残業が続くと、体だけじゃなく判断力が削られます。
「辞めたい」と思っているのに、帰宅して寝るだけで精一杯。休日も回復せず、また週が始まる。
この状態で一番危ないのは、限界なのに優先順位が分からないまま手続きに突っ込んで、さらに消耗することです。
ここでは、残業地獄で限界の人が詰まない順番で抜けるために、やることを優先順位で整理します。
結論:残業で限界なら「退職準備」より先に“消耗を止める”
残業が原因で限界のとき、最初に守るべきは「会社の都合」ではありません。
あなたが守るべきは、睡眠・回復・判断力です。ここが落ちると、退職どころか生活の立て直しまで難しくなります。
ポイント:退職は「きれいに終える」より、これ以上削られない形で終えるほうが勝ちです。
退職の優先順位はこの順(迷ったらここに戻る)
| 優先順位 |
やること |
狙い |
| 1 |
出社・連絡の負担を下げる |
まず消耗を止める |
| 2 |
記録を残す(残業・勤怠・やり取り) |
後で揉めにくくする |
| 3 |
退職のルートを決める(自力/第三者) |
次の一手を固定する |
| 4 |
引き継ぎは最低限に線引き |
ズルズルを防ぐ |
覚え方:
①負担を下げる → ②記録 → ③ルート固定 → ④最低限で終える
1) 出社・連絡の負担を下げる(短文でOK)
残業で限界の人ほど、「丁寧に説明しないと…」で文章が長くなりがちです。
でも長文は、しんどいし、矛盾も出やすい。短文で十分です。
欠勤連絡(短文)テンプレ:
おはようございます。体調不良のため本日は出社できません。電話対応が難しいため、連絡はメール(またはLINE)でお願いします。

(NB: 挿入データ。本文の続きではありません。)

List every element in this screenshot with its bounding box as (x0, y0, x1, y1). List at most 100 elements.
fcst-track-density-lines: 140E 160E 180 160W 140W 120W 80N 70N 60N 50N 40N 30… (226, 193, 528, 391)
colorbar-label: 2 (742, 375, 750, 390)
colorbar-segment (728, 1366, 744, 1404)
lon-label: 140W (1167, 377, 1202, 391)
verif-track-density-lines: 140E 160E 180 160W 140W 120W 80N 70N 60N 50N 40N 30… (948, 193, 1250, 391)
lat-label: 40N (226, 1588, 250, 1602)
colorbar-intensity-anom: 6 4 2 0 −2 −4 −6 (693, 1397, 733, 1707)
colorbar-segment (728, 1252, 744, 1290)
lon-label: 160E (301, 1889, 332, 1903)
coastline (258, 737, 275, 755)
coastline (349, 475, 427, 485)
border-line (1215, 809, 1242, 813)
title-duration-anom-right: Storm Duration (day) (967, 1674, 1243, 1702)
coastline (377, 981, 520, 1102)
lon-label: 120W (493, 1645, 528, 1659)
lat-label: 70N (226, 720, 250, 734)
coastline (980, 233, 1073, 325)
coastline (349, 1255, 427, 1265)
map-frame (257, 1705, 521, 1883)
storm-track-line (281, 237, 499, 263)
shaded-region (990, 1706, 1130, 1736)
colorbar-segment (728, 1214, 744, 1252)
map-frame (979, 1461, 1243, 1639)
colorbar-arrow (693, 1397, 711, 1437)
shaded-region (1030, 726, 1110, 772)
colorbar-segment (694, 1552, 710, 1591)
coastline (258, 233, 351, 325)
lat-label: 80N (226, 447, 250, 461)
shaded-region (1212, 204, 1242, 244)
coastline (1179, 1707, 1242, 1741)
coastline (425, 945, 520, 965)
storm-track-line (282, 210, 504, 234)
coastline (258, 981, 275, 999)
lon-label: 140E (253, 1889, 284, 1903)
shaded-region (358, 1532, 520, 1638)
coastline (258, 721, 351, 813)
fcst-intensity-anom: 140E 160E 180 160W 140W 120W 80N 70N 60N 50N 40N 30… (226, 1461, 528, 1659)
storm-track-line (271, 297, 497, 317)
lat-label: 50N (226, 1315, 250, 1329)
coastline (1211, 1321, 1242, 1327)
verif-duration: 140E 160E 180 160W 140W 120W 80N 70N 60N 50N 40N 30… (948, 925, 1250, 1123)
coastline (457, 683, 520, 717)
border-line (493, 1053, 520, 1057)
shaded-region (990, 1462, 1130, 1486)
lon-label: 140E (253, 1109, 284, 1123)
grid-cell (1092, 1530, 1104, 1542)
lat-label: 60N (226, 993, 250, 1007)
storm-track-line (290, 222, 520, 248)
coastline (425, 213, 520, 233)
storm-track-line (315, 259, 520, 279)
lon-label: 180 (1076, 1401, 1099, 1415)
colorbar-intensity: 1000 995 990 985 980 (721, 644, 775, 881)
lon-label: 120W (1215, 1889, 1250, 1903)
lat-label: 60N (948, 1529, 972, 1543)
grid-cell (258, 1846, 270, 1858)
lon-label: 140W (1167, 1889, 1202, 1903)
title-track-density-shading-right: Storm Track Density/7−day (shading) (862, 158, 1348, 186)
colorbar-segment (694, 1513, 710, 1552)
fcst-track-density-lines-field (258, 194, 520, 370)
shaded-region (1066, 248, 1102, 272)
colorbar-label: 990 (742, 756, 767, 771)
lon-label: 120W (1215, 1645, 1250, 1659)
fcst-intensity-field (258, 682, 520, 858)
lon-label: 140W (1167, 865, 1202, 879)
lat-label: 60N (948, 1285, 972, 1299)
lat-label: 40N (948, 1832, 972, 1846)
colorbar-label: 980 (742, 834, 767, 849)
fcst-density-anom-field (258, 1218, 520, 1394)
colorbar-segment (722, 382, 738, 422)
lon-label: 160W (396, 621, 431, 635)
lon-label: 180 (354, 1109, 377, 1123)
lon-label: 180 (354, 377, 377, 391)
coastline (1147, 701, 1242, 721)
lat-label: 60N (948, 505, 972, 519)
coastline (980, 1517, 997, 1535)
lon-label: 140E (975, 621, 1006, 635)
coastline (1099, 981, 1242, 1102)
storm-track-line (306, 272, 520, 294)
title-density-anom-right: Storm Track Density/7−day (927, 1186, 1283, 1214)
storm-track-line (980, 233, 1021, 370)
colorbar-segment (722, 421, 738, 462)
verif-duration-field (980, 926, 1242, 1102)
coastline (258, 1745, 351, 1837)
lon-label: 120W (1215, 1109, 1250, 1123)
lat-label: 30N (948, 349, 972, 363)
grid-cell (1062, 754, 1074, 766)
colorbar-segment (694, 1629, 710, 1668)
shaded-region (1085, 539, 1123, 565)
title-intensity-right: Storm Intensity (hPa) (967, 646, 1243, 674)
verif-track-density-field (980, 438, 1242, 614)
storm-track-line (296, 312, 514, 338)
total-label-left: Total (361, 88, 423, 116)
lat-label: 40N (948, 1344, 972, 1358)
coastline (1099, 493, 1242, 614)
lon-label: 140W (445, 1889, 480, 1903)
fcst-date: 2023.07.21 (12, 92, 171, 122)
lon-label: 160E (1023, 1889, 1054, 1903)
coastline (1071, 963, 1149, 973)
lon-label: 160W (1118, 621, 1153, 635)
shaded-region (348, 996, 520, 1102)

送ったら、送信履歴を残します。これで「連絡+証拠」が同時に終わります。
2) 記録を残す(残業地獄の人が後で困らないために)
残業が限界レベルの職場ほど、退職時に
- 「そんなに残業してない」
- 「自己管理が悪い」
- 「引き継ぎが終わるまで無理」
のような話になりがちです。ここで効くのが、記録です。
難しいことは不要で、最低限これだけでOKです。
- 勤怠・残業時間のスクショ(勤怠システム、打刻履歴)
- 業務指示・残業命令の記録(メール、チャット)
- 体調不良の受診記録(領収書や診療明細でも可)
狙い:戦うためというより、揉めないために残す。記録があると相手のトーンが変わりやすいです。
3) 退職のルートを決める(自力で行くか、負担を下げるか)
残業で限界の人が詰むのは、「自力で頑張って伝える」ルートに固執して消耗するパターンです。
ルートは、あなたの余力で決めます。
| いまの余力 |
おすすめ |
| 話すのがしんどいが、文字ならできる |
メールで入口を作る(短文で十分) |
| 上司と話すだけで体調が崩れる |
連絡窓口を一本化(負担を下げる設計) |
| 職場が強圧的で、話し合いが成立しない |
第三者ルートを検討(消耗を止める) |
コツ:ルートはプライドで決めない。残業地獄の人ほど、ここで意地を張るとHPが尽きます。
4) 引き継ぎは最低限に線引きする(ズルズル地獄を止める)
残業が多い職場ほど、退職を伝えた後に
- 「引き継ぎ終わるまで辞めるな」
- 「後任が来るまで無理」
という流れで、ズルズル引っ張られがちです。
燃え尽きる前に、線引きを決めます。
- 引き継ぎ資料は1枚〜数枚でOK(やること・期限・連絡先)
- 口頭説明は短時間(長い会議は拒否)
- できないことは「できない」(残業前提の引き継ぎは無理)
狙い:引き継ぎで評価を上げる必要はありません。退職は「手続き」なので、最低限で成立させれば十分です。
残業地獄の人が不安になりやすい点(誤解を整理)
- 「忙しい時期に辞めたら迷惑?」
迷惑かどうかより、あなたが壊れないことが優先です。忙しさを理由にズルズル続けるほど、抜けるのが難しくなります。
- 「退職を言ったら詰められる?」
だからこそ、短文・記録・線引きの順で準備します。議論に入らないのがコツです。
- 「有給は消化できる?」
実務では揉めることもあります。先に残日数を把握し、申請は記録が残る形に寄せると通しやすくなります。
最後に:残業で限界なら“優先順位”を守るだけで抜けられる
あなたがやるべきことは、たくさんありません。
迷ったら、優先順位に戻してください。
- 1) 連絡負担を下げる
- 2) 記録を残す
- 3) ルートを固定する
- 4) 引き継ぎを最低限で終える
まずは欠勤連絡の短文をコピペして送る。それだけで状況が止まります。